There's good reason to get over a haggling aversion these days, Beemer said. While auto sales have long been conducted through haggling, even traditional retailers who've suffered losses in recent years may be open to entertaining an offer.

"If someone spends more than $200 or $300 at a store, often times they can negotiate something — it may not be a better price, but it may be added savings or the store waiving some other charge."

Fixed prices are often a haggler's enemy because bar codes hold clerks accountable to a set cost, Greenhalgh said.

At the same time, it never hurts to ask for a manager with the authority to negotiate a price break, especially for services such as lodging, he said. "You call them up and say, 'Look, this is what I want to do.' "

Almost nine out of 10 people said they haggled for something last year, Beemer said.
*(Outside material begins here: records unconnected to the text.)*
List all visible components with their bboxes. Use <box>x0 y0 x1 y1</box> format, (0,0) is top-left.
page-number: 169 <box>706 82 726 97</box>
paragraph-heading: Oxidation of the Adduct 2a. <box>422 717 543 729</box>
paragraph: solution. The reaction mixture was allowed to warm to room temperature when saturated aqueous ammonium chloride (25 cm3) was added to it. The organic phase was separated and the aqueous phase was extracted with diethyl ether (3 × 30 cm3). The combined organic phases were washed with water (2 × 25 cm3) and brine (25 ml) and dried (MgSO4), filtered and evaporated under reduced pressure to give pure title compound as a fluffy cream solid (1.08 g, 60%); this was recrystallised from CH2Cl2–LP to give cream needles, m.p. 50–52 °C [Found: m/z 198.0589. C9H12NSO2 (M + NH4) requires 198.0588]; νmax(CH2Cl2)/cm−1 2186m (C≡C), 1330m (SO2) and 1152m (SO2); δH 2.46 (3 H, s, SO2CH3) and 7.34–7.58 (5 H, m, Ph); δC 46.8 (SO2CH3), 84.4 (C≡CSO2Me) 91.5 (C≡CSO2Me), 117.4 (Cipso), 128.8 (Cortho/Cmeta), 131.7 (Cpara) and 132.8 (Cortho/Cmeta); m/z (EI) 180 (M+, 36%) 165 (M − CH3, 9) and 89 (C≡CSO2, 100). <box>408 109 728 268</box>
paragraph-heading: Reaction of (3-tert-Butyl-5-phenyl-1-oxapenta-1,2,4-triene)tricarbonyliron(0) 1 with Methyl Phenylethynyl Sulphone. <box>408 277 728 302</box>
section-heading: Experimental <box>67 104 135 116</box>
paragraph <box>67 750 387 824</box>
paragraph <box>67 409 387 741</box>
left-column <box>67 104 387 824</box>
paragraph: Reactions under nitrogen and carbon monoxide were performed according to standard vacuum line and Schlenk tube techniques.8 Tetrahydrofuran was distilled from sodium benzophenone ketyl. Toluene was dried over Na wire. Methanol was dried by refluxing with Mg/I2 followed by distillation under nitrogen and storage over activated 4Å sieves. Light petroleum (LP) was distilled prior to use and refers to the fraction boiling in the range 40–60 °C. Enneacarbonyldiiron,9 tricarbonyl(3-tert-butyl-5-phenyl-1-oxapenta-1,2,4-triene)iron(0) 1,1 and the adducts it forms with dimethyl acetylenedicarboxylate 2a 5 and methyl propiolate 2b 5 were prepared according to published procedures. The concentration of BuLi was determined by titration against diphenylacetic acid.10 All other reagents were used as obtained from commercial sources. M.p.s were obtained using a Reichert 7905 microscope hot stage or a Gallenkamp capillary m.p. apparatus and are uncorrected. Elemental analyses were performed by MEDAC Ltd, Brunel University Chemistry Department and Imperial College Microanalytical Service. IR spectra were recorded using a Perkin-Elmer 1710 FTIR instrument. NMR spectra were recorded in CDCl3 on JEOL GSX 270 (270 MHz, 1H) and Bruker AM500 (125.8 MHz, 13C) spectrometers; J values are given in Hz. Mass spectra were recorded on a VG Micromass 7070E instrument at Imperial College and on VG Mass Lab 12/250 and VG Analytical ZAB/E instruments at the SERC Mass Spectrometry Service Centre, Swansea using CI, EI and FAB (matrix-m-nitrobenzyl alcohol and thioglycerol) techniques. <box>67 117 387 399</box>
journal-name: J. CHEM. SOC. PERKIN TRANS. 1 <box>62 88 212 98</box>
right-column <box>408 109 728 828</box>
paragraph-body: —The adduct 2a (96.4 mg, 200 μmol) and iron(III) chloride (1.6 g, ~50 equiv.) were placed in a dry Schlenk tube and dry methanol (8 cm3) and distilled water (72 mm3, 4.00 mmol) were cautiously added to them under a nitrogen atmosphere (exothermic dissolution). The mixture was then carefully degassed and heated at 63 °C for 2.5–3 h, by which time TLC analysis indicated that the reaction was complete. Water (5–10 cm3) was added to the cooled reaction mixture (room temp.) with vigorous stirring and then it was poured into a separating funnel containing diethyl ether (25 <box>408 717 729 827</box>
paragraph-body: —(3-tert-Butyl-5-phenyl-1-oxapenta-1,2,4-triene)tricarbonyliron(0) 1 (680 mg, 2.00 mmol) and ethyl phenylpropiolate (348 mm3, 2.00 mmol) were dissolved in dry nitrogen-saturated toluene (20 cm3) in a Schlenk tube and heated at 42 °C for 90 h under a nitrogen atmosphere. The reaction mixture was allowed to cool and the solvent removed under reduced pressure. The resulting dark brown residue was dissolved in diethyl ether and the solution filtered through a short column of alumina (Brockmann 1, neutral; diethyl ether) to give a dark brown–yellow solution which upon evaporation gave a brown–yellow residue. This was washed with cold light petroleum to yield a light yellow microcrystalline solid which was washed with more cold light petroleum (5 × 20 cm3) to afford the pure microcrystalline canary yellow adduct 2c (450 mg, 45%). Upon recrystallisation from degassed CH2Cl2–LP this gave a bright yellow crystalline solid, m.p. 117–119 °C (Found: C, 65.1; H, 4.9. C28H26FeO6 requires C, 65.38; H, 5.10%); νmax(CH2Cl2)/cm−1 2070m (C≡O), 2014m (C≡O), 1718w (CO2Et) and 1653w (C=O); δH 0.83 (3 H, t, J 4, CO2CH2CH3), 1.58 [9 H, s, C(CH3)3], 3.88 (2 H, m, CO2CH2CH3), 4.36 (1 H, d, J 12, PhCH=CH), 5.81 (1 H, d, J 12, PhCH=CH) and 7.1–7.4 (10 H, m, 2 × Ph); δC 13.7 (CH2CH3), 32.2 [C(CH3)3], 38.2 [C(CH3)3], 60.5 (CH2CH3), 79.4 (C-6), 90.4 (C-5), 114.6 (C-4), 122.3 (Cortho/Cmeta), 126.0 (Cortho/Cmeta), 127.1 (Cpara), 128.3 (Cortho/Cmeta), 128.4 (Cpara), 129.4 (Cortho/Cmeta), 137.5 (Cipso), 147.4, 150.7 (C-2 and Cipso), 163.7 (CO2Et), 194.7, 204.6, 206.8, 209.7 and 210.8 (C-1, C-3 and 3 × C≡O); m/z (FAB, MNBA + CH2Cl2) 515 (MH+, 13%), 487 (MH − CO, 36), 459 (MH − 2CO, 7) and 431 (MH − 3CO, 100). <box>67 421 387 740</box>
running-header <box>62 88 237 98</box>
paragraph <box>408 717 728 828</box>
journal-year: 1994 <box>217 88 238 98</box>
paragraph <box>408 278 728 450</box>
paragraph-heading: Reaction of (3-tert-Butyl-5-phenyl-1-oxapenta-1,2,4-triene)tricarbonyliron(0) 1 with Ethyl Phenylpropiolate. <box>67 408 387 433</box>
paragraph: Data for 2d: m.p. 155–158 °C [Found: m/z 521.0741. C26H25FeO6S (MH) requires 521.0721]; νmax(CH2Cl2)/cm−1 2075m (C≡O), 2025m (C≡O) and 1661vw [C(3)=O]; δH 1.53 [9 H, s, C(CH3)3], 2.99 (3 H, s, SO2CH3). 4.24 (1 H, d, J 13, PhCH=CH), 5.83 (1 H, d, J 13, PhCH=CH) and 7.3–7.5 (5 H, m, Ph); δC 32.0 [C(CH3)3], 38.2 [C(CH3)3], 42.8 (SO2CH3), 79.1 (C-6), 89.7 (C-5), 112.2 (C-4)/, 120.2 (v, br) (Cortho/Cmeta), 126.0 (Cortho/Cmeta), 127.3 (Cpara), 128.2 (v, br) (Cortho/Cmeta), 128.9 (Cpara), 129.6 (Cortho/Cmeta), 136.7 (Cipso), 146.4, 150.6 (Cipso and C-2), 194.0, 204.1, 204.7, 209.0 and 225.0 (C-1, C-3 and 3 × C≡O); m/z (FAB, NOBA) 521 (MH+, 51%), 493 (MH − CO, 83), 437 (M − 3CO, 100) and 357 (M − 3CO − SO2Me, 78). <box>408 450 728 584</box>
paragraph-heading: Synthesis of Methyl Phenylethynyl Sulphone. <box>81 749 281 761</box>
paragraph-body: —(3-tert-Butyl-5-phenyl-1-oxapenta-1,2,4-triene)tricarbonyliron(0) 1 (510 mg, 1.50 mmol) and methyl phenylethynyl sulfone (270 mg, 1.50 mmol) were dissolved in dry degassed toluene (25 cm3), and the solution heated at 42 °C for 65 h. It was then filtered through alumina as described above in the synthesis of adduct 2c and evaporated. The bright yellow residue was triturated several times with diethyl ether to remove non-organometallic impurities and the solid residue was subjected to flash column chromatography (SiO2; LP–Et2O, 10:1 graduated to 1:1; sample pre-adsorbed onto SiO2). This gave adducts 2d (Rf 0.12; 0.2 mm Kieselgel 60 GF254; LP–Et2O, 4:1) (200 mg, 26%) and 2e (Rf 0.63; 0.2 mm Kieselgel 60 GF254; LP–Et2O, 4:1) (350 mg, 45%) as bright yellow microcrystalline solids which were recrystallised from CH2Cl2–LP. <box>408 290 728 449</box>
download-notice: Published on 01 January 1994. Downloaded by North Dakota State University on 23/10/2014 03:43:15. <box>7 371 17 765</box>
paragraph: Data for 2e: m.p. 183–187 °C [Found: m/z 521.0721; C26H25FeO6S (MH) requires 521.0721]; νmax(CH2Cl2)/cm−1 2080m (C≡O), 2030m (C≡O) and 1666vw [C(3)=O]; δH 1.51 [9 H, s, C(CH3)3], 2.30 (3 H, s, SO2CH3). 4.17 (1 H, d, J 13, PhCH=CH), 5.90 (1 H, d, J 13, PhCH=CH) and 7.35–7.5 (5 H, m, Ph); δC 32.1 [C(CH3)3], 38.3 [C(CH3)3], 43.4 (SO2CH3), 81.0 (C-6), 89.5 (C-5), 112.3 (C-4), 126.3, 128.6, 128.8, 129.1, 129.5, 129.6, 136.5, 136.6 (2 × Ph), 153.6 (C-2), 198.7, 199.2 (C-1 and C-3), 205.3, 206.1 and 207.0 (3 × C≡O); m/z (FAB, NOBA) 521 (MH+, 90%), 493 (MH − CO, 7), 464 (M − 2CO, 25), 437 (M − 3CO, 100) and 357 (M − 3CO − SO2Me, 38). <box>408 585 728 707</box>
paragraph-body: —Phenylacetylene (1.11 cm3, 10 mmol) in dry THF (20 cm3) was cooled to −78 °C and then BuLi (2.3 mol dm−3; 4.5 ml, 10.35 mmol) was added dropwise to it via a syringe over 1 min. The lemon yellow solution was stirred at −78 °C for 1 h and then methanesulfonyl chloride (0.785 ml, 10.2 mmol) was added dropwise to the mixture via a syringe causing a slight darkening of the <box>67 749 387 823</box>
Among the items often on the table:

• Major household appliances. Even if you don't get a lower price, a worthy trade-off may be a waived delivery charge, installation fee or a free extended warranty thrown in for good measure.

• Electronics. If you buy a computer, see if you can get a free printer or upgraded memory at no charge, Beemer said. Consumers also can use the delivery charge as leverage of last resort when bargaining for a big-screen TV.

• Clothes. Some chain stores won't drop below a certain price or mark down anything that's discounted below cost, but some smaller outfits may be more receptive to bargaining. A store that won't budge on price may be willing to drop the alteration charge.

• Furniture. Most people can haggle prices down, but newlyweds setting up a new house are in a particularly strong position to negotiate a bulk discount if they plan to stick with one supplier, Greenhalgh said, noting that he negotiated 25 percent off his own total tab. "I was kicking myself later because the guy would've probably taken 40 percent."

Here are some strategies to consider when haggling, according to experts:

1. Identify the decision maker with the authority to negotiate. Often this isn't the most visible person, Greenhalgh said.

2. Ask if the price is negotiable. Sounds simple, but a lot of people assume they shouldn't propose an alternative or throw out a number that locks them in.

3. Know what your walk-away price is and stick to it. "If you don't, you're likely to get pushed to go beyond where you're comfortable," said Barbara Gray, director of Penn State's Center for Research in Conflict and Negotiation at the Smeal College of Business.

4. Be pleasant and treat your adversary with respect. Also, tell your opponent why you deserve a discount, Greenhalgh said.

5. Wait. Despite a cultural proclivity to get in and out of a transaction quickly, patience pays off when haggling, Gray said. "People don't feel comfortable waiting very long for a response. We get antsy because we're not used to haggling and so we're uncomfortable waiting out the other party."